Medo, culpa, remorso, arrependimento, vergonha, essas palavras nunca existiram para o velho, razão da minha grande admiração. Meu pai ganhava e perdia dinheiro sem culpa, saía e entrava em casamentos sem remorsos, sempre olhando pra frente, desapegado, tirando da vida tudo que ela podia dar. Foram quatro filhos com quatro mulheres diferentes e soube que, até um dia desses, estava, de novo, apaixonado, mesmo com 86 anos.

De repente, para minha surpresa, recebo o seguinte e-mail: “O pai está pifando, está na hora. Sempre te admirei”. Algo bateu em mim. Não era só o fato de não me pedir nada ou de me fazer um elogio. Tinha ali algo de desistência, de despedida mesmo. Fato é que, dias depois, minha irmã o interna num hospital, no Rio de Janeiro, velhinho, calado, muito doente, frágil. O velho cansou!

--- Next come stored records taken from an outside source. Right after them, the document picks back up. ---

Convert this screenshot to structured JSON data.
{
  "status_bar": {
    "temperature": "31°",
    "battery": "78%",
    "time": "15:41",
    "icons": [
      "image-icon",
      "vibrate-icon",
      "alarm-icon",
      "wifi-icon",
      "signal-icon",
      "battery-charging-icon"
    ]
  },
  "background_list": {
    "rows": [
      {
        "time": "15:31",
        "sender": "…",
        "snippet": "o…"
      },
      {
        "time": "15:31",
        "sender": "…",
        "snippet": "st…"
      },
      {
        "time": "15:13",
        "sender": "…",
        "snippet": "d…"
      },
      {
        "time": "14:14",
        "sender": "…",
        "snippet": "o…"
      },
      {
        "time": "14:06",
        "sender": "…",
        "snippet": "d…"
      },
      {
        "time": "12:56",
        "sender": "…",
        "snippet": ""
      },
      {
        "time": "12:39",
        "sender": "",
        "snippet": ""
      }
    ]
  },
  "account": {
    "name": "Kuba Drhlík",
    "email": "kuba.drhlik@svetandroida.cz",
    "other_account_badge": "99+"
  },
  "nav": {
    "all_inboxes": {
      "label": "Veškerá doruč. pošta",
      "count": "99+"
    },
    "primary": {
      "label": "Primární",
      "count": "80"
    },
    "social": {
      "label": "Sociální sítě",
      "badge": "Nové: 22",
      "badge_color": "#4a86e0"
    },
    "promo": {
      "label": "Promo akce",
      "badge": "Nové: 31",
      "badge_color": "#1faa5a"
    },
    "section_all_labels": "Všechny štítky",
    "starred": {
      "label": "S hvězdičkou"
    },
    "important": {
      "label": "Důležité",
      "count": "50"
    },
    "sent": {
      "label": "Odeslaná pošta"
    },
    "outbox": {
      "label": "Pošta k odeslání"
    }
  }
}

Aconteça o que acontecer, viverá sempre na minha memória e nas histórias que contarei dele. Tenho orgulho de ser seu filho. E de vez em quando, quando quiser sua companhia num dia quieto, vou abrir um pacote de bolacha cream cracker e deixar me levar pelo cheiro do mel.

Zé Mauro Nogueira – pro meu pai.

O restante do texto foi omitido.